No falta gente suspicaz con la gran conversión. Le cuesta creer que los perezosos gobiernos y las empresas nos vayan a ayudar a cambiar nuestros estilos de vida. Los mismos que han permitido o provocado ‒o al menos ayudado por acción u omisión negando evidencias‒ una buena parte de los desastres del descabellado modelo de crecimiento. Por eso se duda de la publicidad ambiental con que ahora abruman día sí y otro también. Es más, tanta hay que no da tiempo de pensar si sus voluntades parecen inequívocas.
Levantan su voz advertidora las ONG pero también se oyen desde la ciencia y organismos internaciones. Alertan de que esa publicidad es de por si insostenible si se queda en la laminación de las preocupaciones ambientales, vía emoción exprés. Demasiadas veces decae el interés por el cambio de estilo de vida si aparece la autosatisfacción no razonada. Es más sanatorio comprometerse con la sostenibilidad que solo comprarla. Da más réditos personales y sociales. Alguien tituló la inversión personal como generadora de cultura y recursos ecosociales. ¡Ahí es nada!

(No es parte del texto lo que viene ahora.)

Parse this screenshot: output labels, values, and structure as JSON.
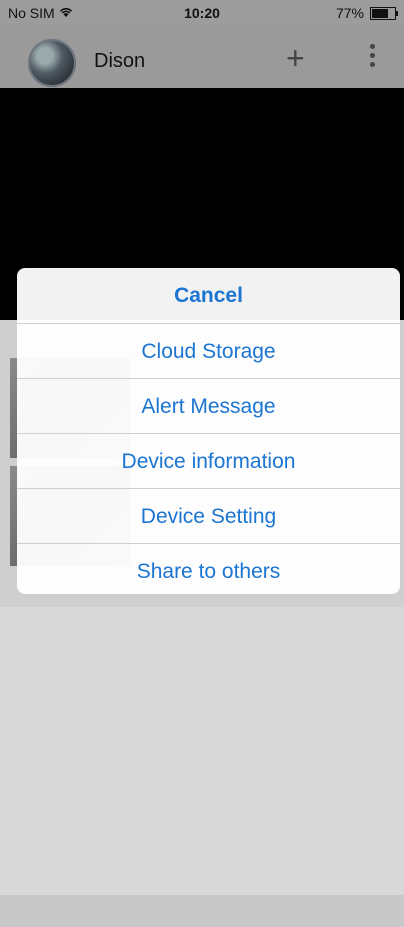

No podemos resignarnos a que el maquillaje ambiental, por más que sea bien consumido, mejore nuestro exterior mientras el interior no se conmueve. No seamos como los gobiernos que en este asunto están presos del cortoplacismo. Hemos sido testigos de que lo que el departamento administrativo encargado de la imprescindible transición ecológica propone es contradicho por las acciones del resto. Pensemos en la simple gestión del agua, en la contaminación del aire por actividades industriales o de movilidad incentivada, en la lucha razonada contra la pobreza energética y otras cuestiones ecosociales de fuerte impacto.
Las voces que nos alertan sobre la necesidad de un cambio en los estilos de vida desde hace más de 30 años apenas han conseguido rascar un poco en la tan nombrada concienciación ambiental. Transitando en ese estadio se encuentra bastante gente a la que el “viejo progreso” no le genera emoción, como puede ser, hay otros grupos activos, el Foro Transiciones. Luchan porque lo que en un principio fue un compromiso minoritario con el medioambiente se convierta en un reto de humanismo crítico en la actualidad.
Es hora de pasar a la acción. Dejemos la pereza y hagámonos cómplices en el ejercicio continuado de la nueva marca existencial, aunque sea poco a poco. No nos quedemos en los ecogestos, en el maquillaje que con el tiempo y el calor se desvanece. Sobran consumidores de sostenibilidad. Hacen falta productores de tránsito ético, tanto de cercanía como hacia el ancho mundo.